Le village actuel d’Olloix comporte 300 habitants, il est construit le long de la route départementale 74 à 25 kilomètres au sud-ouest de Clermont-Fd, le bas du village est à une altitude de 790m et le haut à 870m.  Le puy d’Olloix qui domine le village dépasse de peu les 1000m d’altitude. La rue principale est certainement une ancienne voie romaine qui allait de Vichy au Mont Dore en passant par Aigueperse, Clermont, Olloix, le Chambon et le Puy de l'Angle.

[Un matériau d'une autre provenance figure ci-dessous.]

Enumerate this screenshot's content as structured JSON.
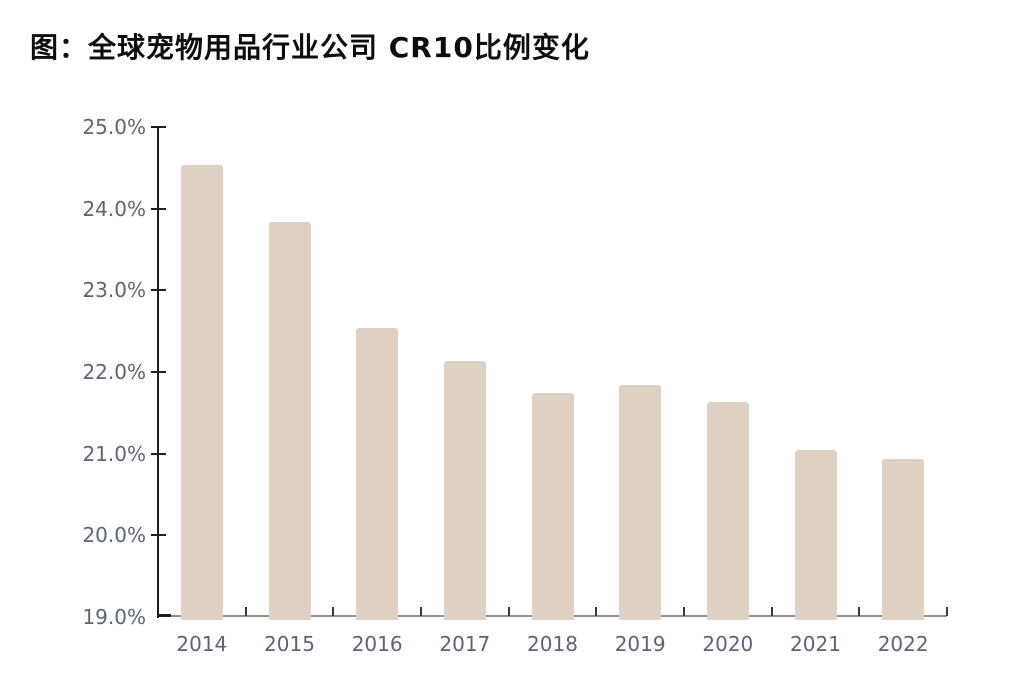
{
  "header": {
    "title": "图：全球宠物用品行业公司 CR10比例变化"
  },
  "chart_data": {
    "type": "bar",
    "title": "图：全球宠物用品行业公司 CR10比例变化",
    "categories": [
      "2014",
      "2015",
      "2016",
      "2017",
      "2018",
      "2019",
      "2020",
      "2021",
      "2022"
    ],
    "values": [
      24.53,
      23.84,
      22.54,
      22.13,
      21.74,
      21.84,
      21.63,
      21.04,
      20.93
    ],
    "unit": "%",
    "xlabel": "",
    "ylabel": "",
    "ylim": [
      19.0,
      25.0
    ],
    "y_tick_step": 1.0,
    "y_ticks": [
      {
        "label": "25.0%",
        "value": 25.0
      },
      {
        "label": "24.0%",
        "value": 24.0
      },
      {
        "label": "23.0%",
        "value": 23.0
      },
      {
        "label": "22.0%",
        "value": 22.0
      },
      {
        "label": "21.0%",
        "value": 21.0
      },
      {
        "label": "20.0%",
        "value": 20.0
      },
      {
        "label": "19.0%",
        "value": 19.0
      }
    ],
    "grid": false,
    "legend": false,
    "colors": {
      "bar_fill": "#ded0c2",
      "y_axis_line": "#1f1f1f",
      "x_axis_line": "#8f8f8f",
      "tick_label": "#5b6575",
      "title": "#0d0d0d",
      "background": "#ffffff"
    }
  }
}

En 1834 la commune d'Olloix qui comprenait alors Cournols, Chabanes et Riberolles comportait 1150 habitants; il n'y avait alors aucune route "carrossable" menant à Olloix, il a fallu attendre 1865 pour voir l'ouverture de la première entre Olloix et Chaynat. Pour aller à St-Amant, le chef lieu du canton, il fallait prendre le chemin muletier qui partait en direction de St-Sandoux vers ce qui aujourd'hui s'appelle "la grange à Paulus" .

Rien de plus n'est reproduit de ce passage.